Formula 1 araçlarıyla boy ölçüşen, dünyanın en hızlı kamera drone’u üretildi
Görev, drone uzmanı Ralph Hogenbirk’in yönetimindeki bir ekibe verildi. Zorlu engellerin üstesinden gelen ekip, dönüş hızı, hızlanma ve yavaşlama açısından bir F1 aracıyla yarışabilecek bir drone yapmak için çalıştı. Drone’un tam güçte ve hızda 5,8 kilometrelik bir pist etrafından alev almadan uçabilmesi gerekiyordu. Aynı zamanda bu kadar yüksek hızda drone’un kontrol edilebilmesi de gerekiyordu.
Performans ve tasarımda sınırlar zorlandı
Ekip ilk başta, ağırlıktan ziyade aerodinamiğe öncelik verdi. Aerodinamik verimliliği en üst düzeye çıkararak drone’un pil ömrünü büyük ölçüde artırabileceklerini düşündüler. Ayrıca dayanıklılığı, mutlak maksimum hızın önüne koyarak hesaplanmış bir risk aldılar. Bu amaçla, pervaneler, bataryalar ve motorlar da dahil olmak üzere her parçayı tam kapasitesinin biraz altında çalışacak şekilde ayarladılar. Bunu yaparak, dronun sınırlarını aşmadan mümkün olduğunca verimli bir şekilde çalışmasını sağladılar.

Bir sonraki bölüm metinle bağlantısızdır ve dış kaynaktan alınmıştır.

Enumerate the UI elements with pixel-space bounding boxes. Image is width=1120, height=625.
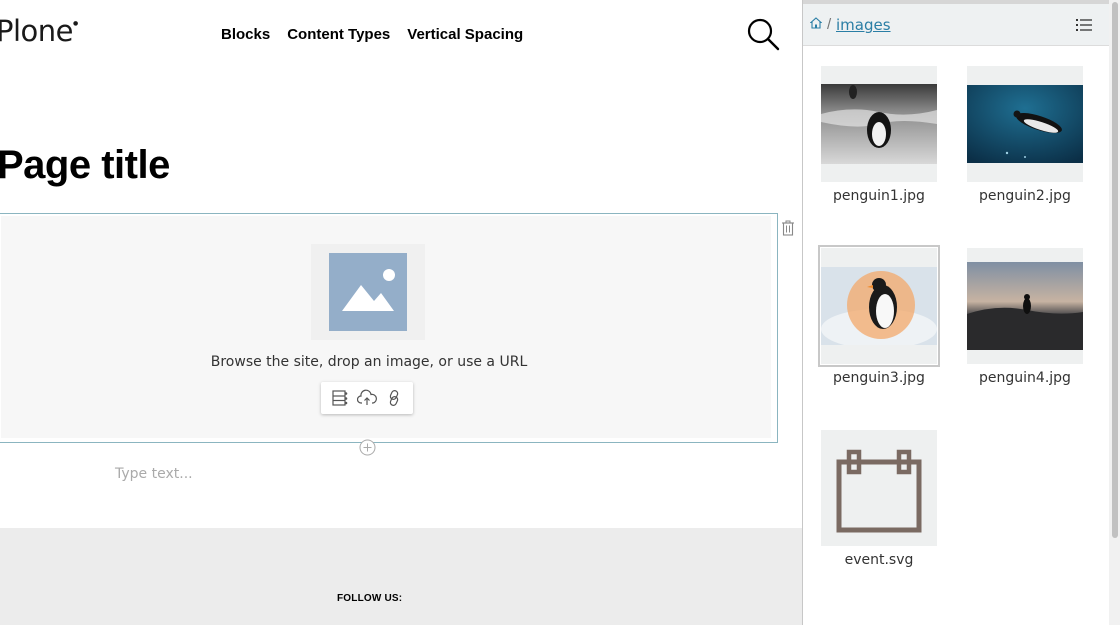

Drone projesinin geliştirme ekibi, hedeflerini gerçekleştirmek için son teknoloji ürünü parçaları bulurken işin kolayına kaçmadı. Motorlar ve elektronik parçalar yaygın bulunan, kullanıma hazır ürünlerden temin edilse de, en yeni, piyasaya sürülmemiş donanımları elde etmek için satıcılarla yakın işbirliği içinde çalıştılar. Bu nedenle, motorların artan devir sayısının yönetimi de dahil olmak üzere projenin zorlu spesifikasyonlarını yerine getirebildiler.
Ancak ekibin dronun dış yapısını tasarlaması ve üretmesi asıl zorlu kısmı oluşturdu. Hafif ancak sağlam bir çerçeveyi titizlikle oluşturmak için hem prototipleme hem de son üretim için özel karbon CNC çalışması ve 3D baskı kullandılar.
6G kuvvete dayanabiliyor
Performans açısından muazzam değerlere sahip drone, 350 km/s azami hıza ulaşabiliyor. Ve sadece 2 saniyede 100 km/s’ten 300 km/s hıza çıkabiliyor. Böylelikle Formula 1 araçlarının performansına ulaşabiliyor. Karbon, cam elyaf ve 3D polimer kompozit gövdeye sahip dron bu değerlere ulaşırken ortalama 2-3G ile maksimum 6G kuvvetlere dayanabiliyor. Bu tür bir çevikliğe ulaşmada ağırlık da büyük önem taşıyordu. Ekip, ağırlığı 1 kg’nin altında tutmayı başardı.
Ekip, ileriye dönük olarak drone’un özellikle kamera teknolojisiyle ilgili yeteneklerini daha da geliştirmek istediğini belirtiyor. Şu anda 10 bit renk derinliğine sahip yüksek kaliteli 4k 60fps / 5k 30fps kamerayla donatılmış olsalar da, gelecekte canlı yayın yetenekleri entegre etmeyi planlıyorlar.